また、査定書は不動産会社からの「私ならこの価格で売る自信があります」というプレゼンテーション資料でもあります。その内容の充実度を見ることで、その会社の熱意や能力を測ることができます。
鑑定評価書との違い
よく混同されるものに「不動産鑑定評価書」がありますが、これらは作成者や目的が明確に異なります。以下の表でそれぞれの違いを確認しましょう。
| 項目 | 不動産査定書 | 不動産鑑定評価書 |
|---|---|---|
| 作成者 | 不動産会社(宅地建物取引士など) | 不動産鑑定士(国家資格者) |
| 費用 | 原則無料 | 有料(数十万円程度) |
| 目的 | 物件の売却活動のため | 裁判、相続税申告、融資担保評価など |
| 法的効力 | 公的な証明力は低い | 公的な証明として利用可能 |
一般的な売却活動であれば、不動産会社が作成する無料の査定書で十分です。一方で、親族間での売買や遺産分割協議でもめている場合など、公的に価格を証明する必要がある場合には、有料の鑑定評価書が必要になることもあります。ご自身の目的に合わせて使い分けることが大切です。

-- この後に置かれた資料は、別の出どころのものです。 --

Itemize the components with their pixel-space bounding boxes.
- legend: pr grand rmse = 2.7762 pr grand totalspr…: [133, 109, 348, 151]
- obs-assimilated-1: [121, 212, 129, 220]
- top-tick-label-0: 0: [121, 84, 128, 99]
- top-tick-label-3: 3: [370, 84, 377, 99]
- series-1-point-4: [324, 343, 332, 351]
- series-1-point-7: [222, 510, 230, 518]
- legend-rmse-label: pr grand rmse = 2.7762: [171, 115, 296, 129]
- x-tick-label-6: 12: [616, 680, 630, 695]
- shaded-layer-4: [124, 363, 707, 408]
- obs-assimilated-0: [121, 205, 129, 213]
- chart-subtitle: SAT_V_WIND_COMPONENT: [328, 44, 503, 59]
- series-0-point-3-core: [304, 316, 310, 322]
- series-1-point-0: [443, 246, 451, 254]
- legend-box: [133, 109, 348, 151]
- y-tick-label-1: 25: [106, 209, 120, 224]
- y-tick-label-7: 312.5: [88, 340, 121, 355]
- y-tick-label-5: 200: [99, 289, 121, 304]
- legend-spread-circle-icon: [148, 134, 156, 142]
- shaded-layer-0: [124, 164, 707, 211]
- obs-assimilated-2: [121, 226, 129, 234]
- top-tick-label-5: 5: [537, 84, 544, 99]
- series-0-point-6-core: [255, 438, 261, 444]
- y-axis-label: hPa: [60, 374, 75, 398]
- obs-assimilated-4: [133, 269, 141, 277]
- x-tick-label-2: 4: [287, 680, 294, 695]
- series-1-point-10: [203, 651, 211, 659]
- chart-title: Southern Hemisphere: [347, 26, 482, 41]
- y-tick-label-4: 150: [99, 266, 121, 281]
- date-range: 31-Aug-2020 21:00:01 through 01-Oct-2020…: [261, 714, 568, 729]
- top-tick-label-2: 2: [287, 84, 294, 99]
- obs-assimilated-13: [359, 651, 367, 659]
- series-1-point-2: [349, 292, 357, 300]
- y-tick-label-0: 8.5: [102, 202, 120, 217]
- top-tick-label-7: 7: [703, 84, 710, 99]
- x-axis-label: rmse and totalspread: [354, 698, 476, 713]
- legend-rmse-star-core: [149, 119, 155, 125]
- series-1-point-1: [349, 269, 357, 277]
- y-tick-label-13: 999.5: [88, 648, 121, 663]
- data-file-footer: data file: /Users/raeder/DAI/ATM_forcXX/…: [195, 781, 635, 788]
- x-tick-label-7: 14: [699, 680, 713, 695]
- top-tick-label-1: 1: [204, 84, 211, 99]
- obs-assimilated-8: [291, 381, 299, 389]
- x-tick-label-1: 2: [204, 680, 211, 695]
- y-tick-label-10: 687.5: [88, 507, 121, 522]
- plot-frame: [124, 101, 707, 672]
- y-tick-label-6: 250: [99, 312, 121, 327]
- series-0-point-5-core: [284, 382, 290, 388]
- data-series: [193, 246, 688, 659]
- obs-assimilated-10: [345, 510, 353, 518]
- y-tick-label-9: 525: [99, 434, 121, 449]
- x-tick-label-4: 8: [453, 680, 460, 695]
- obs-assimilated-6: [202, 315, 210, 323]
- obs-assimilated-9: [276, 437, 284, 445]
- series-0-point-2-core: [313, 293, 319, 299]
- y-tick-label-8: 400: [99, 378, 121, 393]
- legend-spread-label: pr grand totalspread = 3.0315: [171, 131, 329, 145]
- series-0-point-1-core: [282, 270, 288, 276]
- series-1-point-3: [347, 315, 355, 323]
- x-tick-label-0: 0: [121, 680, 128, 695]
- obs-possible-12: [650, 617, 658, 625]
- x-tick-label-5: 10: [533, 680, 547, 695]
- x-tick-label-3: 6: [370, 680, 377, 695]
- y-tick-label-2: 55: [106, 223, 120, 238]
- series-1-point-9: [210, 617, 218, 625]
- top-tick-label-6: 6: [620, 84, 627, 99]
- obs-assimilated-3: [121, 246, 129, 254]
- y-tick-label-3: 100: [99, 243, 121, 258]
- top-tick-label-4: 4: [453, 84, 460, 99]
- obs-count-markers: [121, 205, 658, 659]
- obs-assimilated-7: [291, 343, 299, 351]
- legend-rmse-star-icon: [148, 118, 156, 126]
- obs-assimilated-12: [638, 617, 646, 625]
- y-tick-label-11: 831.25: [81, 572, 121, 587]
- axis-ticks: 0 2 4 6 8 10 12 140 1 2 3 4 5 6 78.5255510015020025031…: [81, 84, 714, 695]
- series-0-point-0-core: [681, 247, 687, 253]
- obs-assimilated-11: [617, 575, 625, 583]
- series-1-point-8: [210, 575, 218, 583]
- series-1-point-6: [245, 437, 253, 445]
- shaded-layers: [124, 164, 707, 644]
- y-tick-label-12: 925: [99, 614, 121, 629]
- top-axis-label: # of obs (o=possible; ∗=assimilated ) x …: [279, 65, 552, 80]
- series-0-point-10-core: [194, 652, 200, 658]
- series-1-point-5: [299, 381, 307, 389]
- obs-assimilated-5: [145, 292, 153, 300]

当社では不動産鑑定事業も行っております。相続などで適正な価格が必要なときや資産評価をするとき、裁判や課税上の不服申し立てなどにご活用ください。
査定書には何が書いてある?
手元に届いた査定書をどう読めばいいのでしょうか。書式は会社によって異なりますが、書かれている主要な項目は共通しています。ここでは、特に注目すべき3つのポイントを紹介します。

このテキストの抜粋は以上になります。